Nos
gustan los excesos y la buena vida
Nos
gustan los excesos y la mala vida
No sé dónde perdí ese no sé qué, que me dio la prisa
la
envida y la falta de inquina.
No sé dónde perdí todo lo que había; si en el guardarropa o en el armario estrecho
del teléfono sonando sobre el arcén de mis llantos oxidados y putrefactos en la comisura de tu garganta un miércoles por la mañana; suplicándote que me amases;
follándote en la calle del buen suceso; corriéndome en el rincón mas apagado
del hostal de esa simpática andaluza; imaginándome que aún al otro lado del mundo quizá podríamos
recobrar el sentido; obrar el milagro; lanzar plegarias y soñar con fantasmas
agazapados parapetados como estábamos en la despensa sin ventana: luz purpura de tu mirada.
Me
siento inútilmente perdido; inútilmente desaborío
Sobro en
todas y cada una de mis habitaciones
Estoy
harto de dibujar arco - iris de blanca navidad a cada oportunidad que se me
presenta; a cada baño que se cruza en mi camino.
Mi ojo
izquierdo comienza a encasquillarse, da muestras de no poder volver a
desenfundar.
Hay un árbol en medio del after; son las dos de la tarde y la gente hace cola para
dejar de lado su ropa interior.
Camino
envalentonado por Ventura Rodríguez.
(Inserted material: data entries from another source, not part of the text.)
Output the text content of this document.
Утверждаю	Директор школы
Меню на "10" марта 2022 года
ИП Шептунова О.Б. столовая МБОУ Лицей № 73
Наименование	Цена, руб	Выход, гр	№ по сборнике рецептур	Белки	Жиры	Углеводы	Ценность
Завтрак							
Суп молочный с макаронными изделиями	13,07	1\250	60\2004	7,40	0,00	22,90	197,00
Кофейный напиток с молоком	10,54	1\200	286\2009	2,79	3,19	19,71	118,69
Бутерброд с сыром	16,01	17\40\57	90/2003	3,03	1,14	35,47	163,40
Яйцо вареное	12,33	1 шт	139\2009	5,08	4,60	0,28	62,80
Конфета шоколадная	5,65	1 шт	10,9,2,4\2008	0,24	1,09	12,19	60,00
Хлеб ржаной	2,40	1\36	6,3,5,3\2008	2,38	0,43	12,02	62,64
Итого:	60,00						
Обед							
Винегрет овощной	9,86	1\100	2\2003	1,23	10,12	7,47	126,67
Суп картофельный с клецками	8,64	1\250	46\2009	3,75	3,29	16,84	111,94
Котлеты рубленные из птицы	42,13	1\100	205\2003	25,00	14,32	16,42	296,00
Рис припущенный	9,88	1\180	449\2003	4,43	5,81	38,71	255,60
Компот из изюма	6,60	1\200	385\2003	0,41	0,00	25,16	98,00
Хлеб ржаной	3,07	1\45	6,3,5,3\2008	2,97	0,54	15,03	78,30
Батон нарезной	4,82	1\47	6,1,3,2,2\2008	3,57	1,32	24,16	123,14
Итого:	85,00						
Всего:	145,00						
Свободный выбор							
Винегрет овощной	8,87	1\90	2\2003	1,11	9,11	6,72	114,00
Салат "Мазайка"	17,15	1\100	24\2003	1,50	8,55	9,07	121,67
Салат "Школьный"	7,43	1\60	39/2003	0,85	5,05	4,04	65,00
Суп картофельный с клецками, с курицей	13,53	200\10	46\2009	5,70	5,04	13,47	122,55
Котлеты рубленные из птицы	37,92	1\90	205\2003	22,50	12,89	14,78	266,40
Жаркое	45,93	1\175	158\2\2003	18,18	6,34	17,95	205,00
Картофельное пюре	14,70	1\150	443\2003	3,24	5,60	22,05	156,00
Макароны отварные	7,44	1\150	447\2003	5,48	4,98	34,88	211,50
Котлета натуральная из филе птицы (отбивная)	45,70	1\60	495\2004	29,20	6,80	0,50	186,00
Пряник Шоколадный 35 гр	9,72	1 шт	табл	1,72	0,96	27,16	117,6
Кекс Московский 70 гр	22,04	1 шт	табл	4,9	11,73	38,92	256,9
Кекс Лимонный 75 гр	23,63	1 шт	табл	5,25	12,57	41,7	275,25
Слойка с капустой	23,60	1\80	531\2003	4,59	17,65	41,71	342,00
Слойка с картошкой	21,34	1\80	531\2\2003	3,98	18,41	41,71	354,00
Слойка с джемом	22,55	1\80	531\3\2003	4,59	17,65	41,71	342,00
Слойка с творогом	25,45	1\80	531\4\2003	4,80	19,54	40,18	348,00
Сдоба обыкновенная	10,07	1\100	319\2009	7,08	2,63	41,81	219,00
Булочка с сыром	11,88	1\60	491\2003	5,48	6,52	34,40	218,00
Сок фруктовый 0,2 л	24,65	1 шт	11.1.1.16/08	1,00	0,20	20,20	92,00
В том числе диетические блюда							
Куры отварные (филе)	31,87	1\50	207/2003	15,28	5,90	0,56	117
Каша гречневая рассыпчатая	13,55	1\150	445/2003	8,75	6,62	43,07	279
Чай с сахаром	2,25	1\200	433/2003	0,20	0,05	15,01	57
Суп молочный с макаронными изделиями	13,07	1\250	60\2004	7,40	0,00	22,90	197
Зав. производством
Reminiscencias de aquella noche en La
latina viendo Titanic, recorriendo media Madrid y media madrugada para
abrazarte y decirte que tranquila.
¿o acaso dudabais de mi corazoncito?
Nos
gustan los excesos y la buena vida
Y un
hombre en aquella esquina reparte resina y lógica incoherencia a partes
iguales: Da muestras de haber encontrado su baile.
Nos
gustan los excesos y la mala vida; rebosamos integridad y fe barata a cada uno
de nuestros pasos, a cada una de nuestras manías..
En el
fondo sólo quiero un buen trabajo, cortarme el pelo, ponerme corbata, suscribirme
al ABC y pillar a una mamarracha humanista y gafa - pasta que baile samba cada
mañana.
Y si es
antitaurina de ésas mejor, así tendré alguna que otra excusa para humillarla y
espetarle un “Qué estúpida” cada vez que lo necesite a lo largo de la semana.
Hay un
pavo que circunvala la cincuentena con el jubón puesto y cantando poemas de
amor enlatados a la mujer que con razón nunca se lo follará.
Pintan
bastos en lo alto de la cornisa.
Sitting
bull ha vuelto y no tiene pinta de que el del medio de los Panero vaya a venir a darle esta vez la bienvenida.
Habrá que convencer entre todos al Mago, de que esta noche quizá no
convenga cortarle la cabeza a los pollos, que ya andan tísicos y esmirriados en
el frío lodo, de aquel viejo corral.